Deuxièmement, la question de l’identité de l’esprit humain et de la machine qui glisse fatalement sur la question de la conscience et, par ricochet, de la formation. La conscience humaine étant le produit du cerveau, il va de soi que l’ordinateur simulant parfaitement le cerveau ait aussi une conscience. Avant de revenir sur les conséquences d’une telle déduction, il est nécessaire de répondre à la question qu’elle soulève, celle du fonctionnement du cerveau humain. Pour le faire, il faut partir d’un renversement de perspective en considérant la manière dont fonctionne l’Intelligence Artificielle qui en est une duplication. Cette dernière improvise et génère parfaitement des idées, détermine les motivations, les pensées dans le temps présent. Puisque celui-là est une reprise en raccourci de celui-là, il ne serait pas déraisonnable de penser que le cerveau humain, s’appuyant sur des exemples visuels et se fondant aussi sur des expériences contre-intuitives s’invente en permanence, improvise constamment nos comportements sur la base de nos expériences et des connaissances. La conscience du cerveau humain est donc une conscience-là, sans profondeur cachée, comme l’est celle de l’Intelligence Artificielle. Cela équivaut ni plus ni moins à une absence de conscience. Cela permet de s’interroger sur les conséquences de la préoccupation laissée en suspens. Comment utiliser efficacement les artéfacts sans conscience pour former la conscience des hommes conscients ? Une conscience de machine qui n’est rien qu’une conscience humaine dupliquée n’expose-t-elle pas au risque inévitable de déshumaniser l’homme ?

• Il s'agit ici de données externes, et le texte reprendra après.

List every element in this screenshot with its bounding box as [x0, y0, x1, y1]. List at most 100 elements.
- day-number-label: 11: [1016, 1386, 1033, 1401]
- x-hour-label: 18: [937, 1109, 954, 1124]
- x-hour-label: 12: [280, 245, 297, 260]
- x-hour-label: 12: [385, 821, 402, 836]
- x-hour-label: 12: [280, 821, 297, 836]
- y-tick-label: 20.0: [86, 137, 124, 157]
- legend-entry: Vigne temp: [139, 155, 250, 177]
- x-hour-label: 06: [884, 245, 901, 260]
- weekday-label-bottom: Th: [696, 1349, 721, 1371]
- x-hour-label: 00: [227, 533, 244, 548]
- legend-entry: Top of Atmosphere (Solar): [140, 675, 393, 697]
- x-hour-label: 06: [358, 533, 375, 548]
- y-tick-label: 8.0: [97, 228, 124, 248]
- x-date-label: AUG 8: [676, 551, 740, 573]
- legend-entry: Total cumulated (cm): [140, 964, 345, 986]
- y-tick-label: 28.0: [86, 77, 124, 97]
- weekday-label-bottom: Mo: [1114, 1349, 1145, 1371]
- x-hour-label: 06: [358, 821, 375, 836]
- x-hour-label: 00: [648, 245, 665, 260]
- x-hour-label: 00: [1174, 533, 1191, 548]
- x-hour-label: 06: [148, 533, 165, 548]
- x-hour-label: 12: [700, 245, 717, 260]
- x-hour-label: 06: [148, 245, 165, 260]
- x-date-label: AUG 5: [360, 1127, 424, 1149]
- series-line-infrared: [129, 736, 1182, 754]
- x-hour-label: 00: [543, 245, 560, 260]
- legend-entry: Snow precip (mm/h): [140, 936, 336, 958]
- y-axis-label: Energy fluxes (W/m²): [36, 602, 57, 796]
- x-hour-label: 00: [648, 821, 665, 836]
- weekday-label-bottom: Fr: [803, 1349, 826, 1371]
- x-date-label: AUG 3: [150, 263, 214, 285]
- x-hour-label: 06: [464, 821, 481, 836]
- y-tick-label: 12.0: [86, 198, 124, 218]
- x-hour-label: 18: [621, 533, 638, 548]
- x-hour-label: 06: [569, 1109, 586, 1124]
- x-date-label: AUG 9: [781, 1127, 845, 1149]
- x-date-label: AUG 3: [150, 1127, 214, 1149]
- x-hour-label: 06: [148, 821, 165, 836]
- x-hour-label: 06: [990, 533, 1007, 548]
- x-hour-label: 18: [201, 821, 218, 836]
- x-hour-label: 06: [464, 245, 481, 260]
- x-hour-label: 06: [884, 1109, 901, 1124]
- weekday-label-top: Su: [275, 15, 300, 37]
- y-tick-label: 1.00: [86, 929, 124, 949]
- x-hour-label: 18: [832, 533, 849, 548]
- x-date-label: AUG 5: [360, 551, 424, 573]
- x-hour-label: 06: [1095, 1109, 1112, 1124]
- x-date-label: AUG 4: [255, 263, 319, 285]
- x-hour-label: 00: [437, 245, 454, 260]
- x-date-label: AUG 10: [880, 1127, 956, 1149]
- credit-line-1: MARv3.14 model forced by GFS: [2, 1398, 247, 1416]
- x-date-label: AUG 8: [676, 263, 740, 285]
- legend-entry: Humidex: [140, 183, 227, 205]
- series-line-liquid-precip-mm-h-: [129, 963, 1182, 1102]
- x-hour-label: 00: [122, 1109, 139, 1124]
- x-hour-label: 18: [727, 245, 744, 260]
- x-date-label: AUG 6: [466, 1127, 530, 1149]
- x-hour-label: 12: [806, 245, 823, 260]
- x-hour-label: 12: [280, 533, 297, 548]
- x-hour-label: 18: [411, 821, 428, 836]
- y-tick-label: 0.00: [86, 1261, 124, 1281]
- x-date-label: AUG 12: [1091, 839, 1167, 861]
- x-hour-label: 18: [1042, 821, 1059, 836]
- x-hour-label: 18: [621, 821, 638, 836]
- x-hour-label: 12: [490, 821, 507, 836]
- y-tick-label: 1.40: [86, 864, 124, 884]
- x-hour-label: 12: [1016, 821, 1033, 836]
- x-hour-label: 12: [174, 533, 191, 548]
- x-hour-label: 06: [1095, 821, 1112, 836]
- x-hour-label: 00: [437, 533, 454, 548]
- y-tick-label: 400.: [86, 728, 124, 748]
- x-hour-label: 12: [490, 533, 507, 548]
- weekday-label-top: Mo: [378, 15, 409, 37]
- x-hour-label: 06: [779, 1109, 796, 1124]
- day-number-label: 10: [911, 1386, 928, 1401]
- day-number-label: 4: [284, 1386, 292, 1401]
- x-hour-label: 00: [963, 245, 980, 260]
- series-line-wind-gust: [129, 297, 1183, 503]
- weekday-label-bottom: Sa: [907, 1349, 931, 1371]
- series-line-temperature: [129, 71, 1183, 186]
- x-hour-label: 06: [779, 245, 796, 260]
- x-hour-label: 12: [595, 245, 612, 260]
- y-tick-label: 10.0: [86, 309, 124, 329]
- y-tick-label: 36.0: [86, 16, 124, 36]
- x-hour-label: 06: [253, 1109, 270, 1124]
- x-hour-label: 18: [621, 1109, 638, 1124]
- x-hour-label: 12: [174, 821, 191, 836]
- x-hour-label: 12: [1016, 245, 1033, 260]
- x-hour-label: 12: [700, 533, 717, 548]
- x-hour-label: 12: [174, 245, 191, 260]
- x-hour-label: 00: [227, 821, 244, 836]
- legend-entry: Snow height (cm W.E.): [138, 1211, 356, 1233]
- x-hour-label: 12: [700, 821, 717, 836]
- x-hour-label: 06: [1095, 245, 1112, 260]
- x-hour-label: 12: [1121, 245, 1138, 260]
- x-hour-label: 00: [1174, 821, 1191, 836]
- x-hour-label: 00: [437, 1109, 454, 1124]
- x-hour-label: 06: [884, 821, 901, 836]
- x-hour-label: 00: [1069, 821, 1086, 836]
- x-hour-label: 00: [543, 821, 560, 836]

Troisièmement, la question de l’originalité de la recherche dans un contexte marqué par l’absence de règlementation de l’Intelligence Artificielle. La violation du droit d’auteur, la deepfake, les infox, la pédopornographie, etc. ont fini par nourrir la méfiance dans sa pureté car le mal y déploie librement ses figures différenciées en un procès infini auquel nul esprit sérieux ne peut apporter pièce à charge pour instruire la moindre positivité. Toutefois, même si l’usage pervers de l’Intelligence Artificielle s’avère capable de rendre compte, de manière précise, des dangers qui guettent son introduction dans la formation et la recherche qu’il est censé améliorer en assurant son efficacité, cela n’exclut d’aucune manière sa mise à l’écart à cause des degrés d’intelligibilité auquel il donne accès. Cette considération oblige à se tourner raisonnablement vers une collaboration effective, du moins envisageable, pour autant que ce dialogue n’apparaisse pas très nettement comme une manière d’aller à Canossa. Il y a donc une relation réciproque à établir entre l’Intelligence Artificielle et une formation/recherche qui implique une connaissance de l’Intelligence Artificielle comme un élément de son champ. Cette immanence fait de l’Intelligence Artificielle l’idéal de la connaissance entretenant sans cesse un rapport avec la formation. Sa manipulation exige donc la réunion d’un intérêt pédagogique et d’un intérêt technologique et semble rendre compte de l’injonction de l’histoire : vous ne pouvez pas faire la recherche et la formation aujourd’hui sans l’Intelligence Artificielle. Le dire ne signifie pas accepter sans discussion ni critique l’ensemble des réprobations faites à l’Intelligence Artificielle, mais permet de mettre l’accent sur le fait qu’il est l’horizon indispensable pour la recherche et la formation quand on scrute le ciel qui annonce l’avenir.